Baseando-se nessa desarmonia, a seleção do Oscar trouxe para os holofotes algumas escolhas duvidosas que, em outras circunstâncias, dificilmente ganhariam tal prestígio. Emma, de Autumn De Wilde, é um produto preciso dessa equação. Um grande compilado de clichês mal utilizados que, com alguma rasa substância para oferecer, despontou como favorito para o tecnicismo da categoria de Melhor Figurino.
Como o título sugere, o filme narra as aventuras de Emma Woodhouse (Anya Taylor-Joy), uma jovem aristocrata britânica, ao desbravar seu sensível dom casamenteiro.
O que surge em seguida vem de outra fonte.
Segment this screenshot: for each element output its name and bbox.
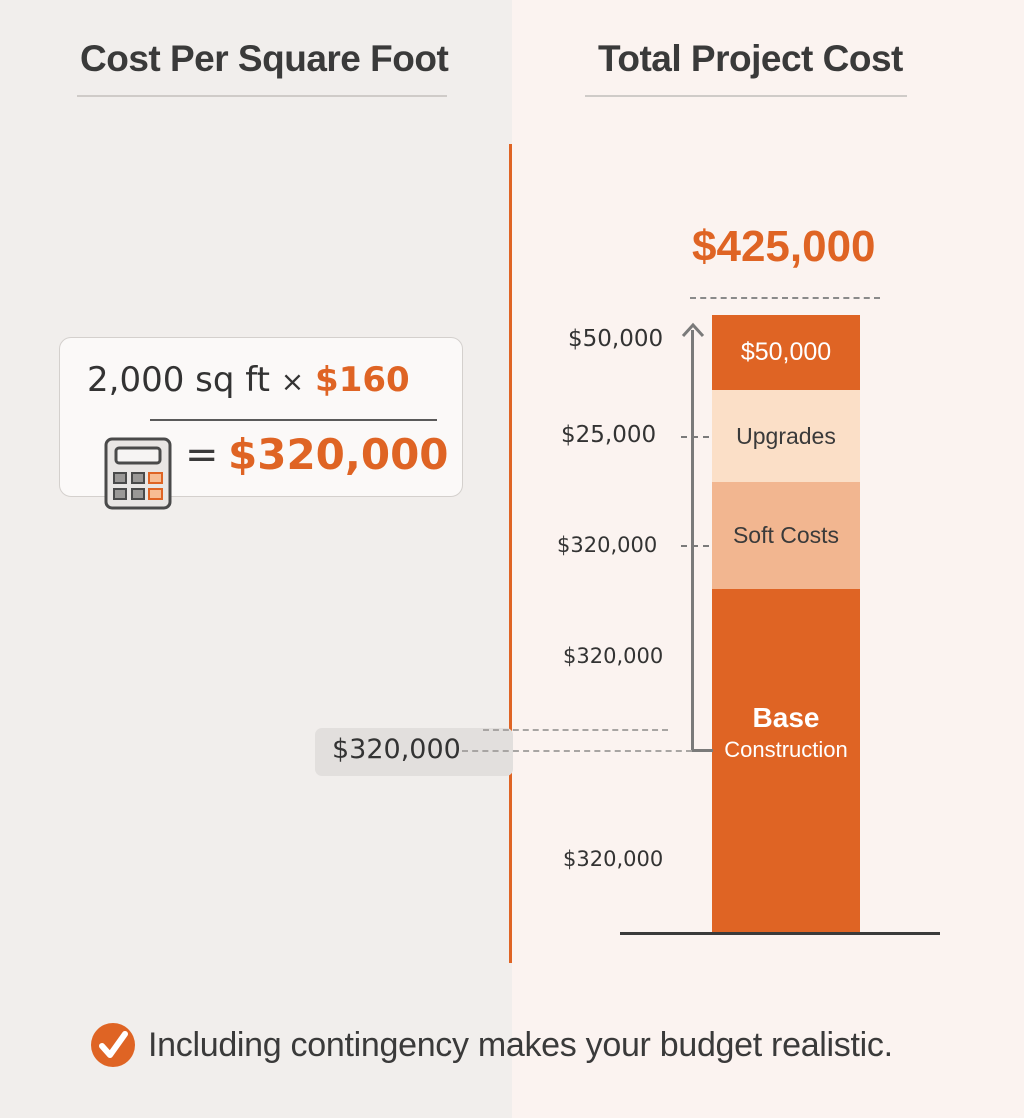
- formula-rate: $160: [315, 360, 410, 400]
- bar-segment-contingency: $50,000: [712, 315, 860, 390]
- right-title-rule: [585, 95, 907, 97]
- axis-label: $320,000: [557, 533, 658, 557]
- segment-label-line1: Base: [752, 702, 820, 733]
- segment-label: Soft Costs: [732, 522, 840, 548]
- bar-segment-soft-costs: Soft Costs: [712, 482, 860, 589]
- bar-segment-upgrades: Upgrades: [712, 390, 860, 482]
- right-panel-title: Total Project Cost: [598, 38, 903, 79]
- check-circle-icon: [91, 1023, 135, 1067]
- left-title-rule: [77, 95, 447, 97]
- axis-label: $25,000: [561, 422, 657, 448]
- total-cost-value: $425,000: [692, 222, 876, 271]
- axis-arrow-line: [691, 330, 694, 751]
- axis-label: $320,000: [563, 644, 664, 668]
- formula-equals: =: [185, 432, 219, 478]
- formula-result: $320,000: [228, 430, 449, 479]
- total-dashed-line: [690, 297, 880, 299]
- footer-note: Including contingency makes your budget …: [90, 1022, 893, 1068]
- axis-label: $50,000: [568, 326, 664, 352]
- callout-dash-lower: [462, 750, 692, 752]
- segment-label: Upgrades: [736, 422, 836, 449]
- left-panel-title: Cost Per Square Foot: [80, 38, 449, 79]
- tick-dash-soft: [681, 545, 709, 547]
- segment-label: $50,000: [740, 338, 832, 366]
- formula-rule: [150, 419, 437, 421]
- callout-dash-upper: [483, 729, 668, 731]
- calculator-icon: [104, 437, 172, 510]
- footer-text: Including contingency makes your budget …: [148, 1025, 893, 1064]
- axis-label: $320,000: [563, 847, 664, 871]
- chart-baseline: [620, 932, 940, 935]
- arrow-up-icon: [681, 322, 705, 338]
- tick-dash-upgrades: [681, 436, 709, 438]
- segment-label-line2: Construction: [724, 737, 848, 762]
- bar-segment-base-construction: Base Construction: [712, 589, 860, 933]
- callout-value: $320,000: [332, 734, 461, 765]
- callout-box: [315, 728, 513, 776]
- panel-divider: [509, 144, 512, 963]
- formula-area: 2,000 sq ft: [87, 360, 270, 400]
- formula-operator: ×: [280, 365, 305, 398]
- formula-expression: 2,000 sq ft × $160: [87, 360, 410, 400]
- axis-foot: [691, 749, 713, 752]
- left-panel: [0, 0, 512, 1118]
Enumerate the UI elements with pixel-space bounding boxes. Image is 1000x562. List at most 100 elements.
Enquanto a jovem gosta de organizar o compromisso para todos aqueles disponíveis a sua volta, ela lida com seu próprio ego ao ter seu coração despertado para o amor pela primeira vez.
As linhas românticas formadas entre as personagens constantemente se cruzam e isso é o que tem de melhor para oferecer. Ele é bem divertido ao traçar essas relações e delimitar o que cada um sente e como os outros interpretam esse sentimento. Esse aspecto, aliado ao universo de achismos e crendices matrimoniais do séc. XIX, contribui para a construção dessa veia cômica de encontros e desencontros.
Todavia, ele não acontece muito fora dessa delimitação de roteiro e se preocupa bem pouco em usar a cinematografia para contribuir com a narrativa. Fora o claro apreço por recriar cenários, vestimentas e a ambientação do período, ele se permite ser raso até demais e não potencializa os seus próprios dramas. Vide a cena em que Harriet (Mia Goth) é deixada de lado por Elton (Josh O’Connor) e é convidada por Knightley (Johnny Flynn) para uma dança, não parece haver um interesse da direção de dramatizar o ato a não ser para usá-lo no contragolpe do roteiro mais para frente.
Com a câmera sempre em plano médio, ele mal se preocupa em explorar esses seres fora da fala. A pouca articulação que tem age para criar uma falsa sofisticação, construindo planos que abusam da simetria e centralizam o ambiente, é como se tentasse roubar a opressão que os cenários de A Favorita (Yorgos Lanthimos, 2018) exercem sobre as personagens sem se preocupar minimamente em fazer isso encaixar na estética e, propriamente, na obra em si.
Talvez o filme tente ser muito amplo e se perca no desenvolvimento de uma crítica ao estilo supérfluo de vida da protagonista que, por mais que seja o catalisador da história, não tem nem uma posição nem uma jornada muito bem definida aqui. Sendo ora rica, disciplinada e megera, ora uma boa e complacente amiga, essas flutuações não deixam com que o longa trace um caminho natural para ela, ficando sempre debruçada em fazer o texto acontecer sem se aproveitar da mise en scene que desenvolve.
Comparando, Adoráveis Mulheres (Greta Gerwig, 2019) sabe elaborar o mesmo tipo de cama de gato sem se pendurar nos diálogos, dando profundidade para cada uma das numerosas personagens e sabendo aproveitar os recursos, especialmente os que o pontuam dentro do gênero, para criar uma narrativa otimista. De certo que as abordagens são bem diferentes e talvez até mesmo o intuito de ambos filmes fique em dissonância, mas dentro da articulação cinematográfica, o trabalho de Gerwig é, em muitos âmbitos, superior.
Esse é mais um longa pouco ambicioso que se espreme para galgar alguma colocação específica dentro da temporada de premiações. Assim como Sam Mendes abusa da técnica fotográfica para construir 1917 (2019), não é difícil ver Emma como um paralelo disso. Em suma, um filme que só existe por ser de época.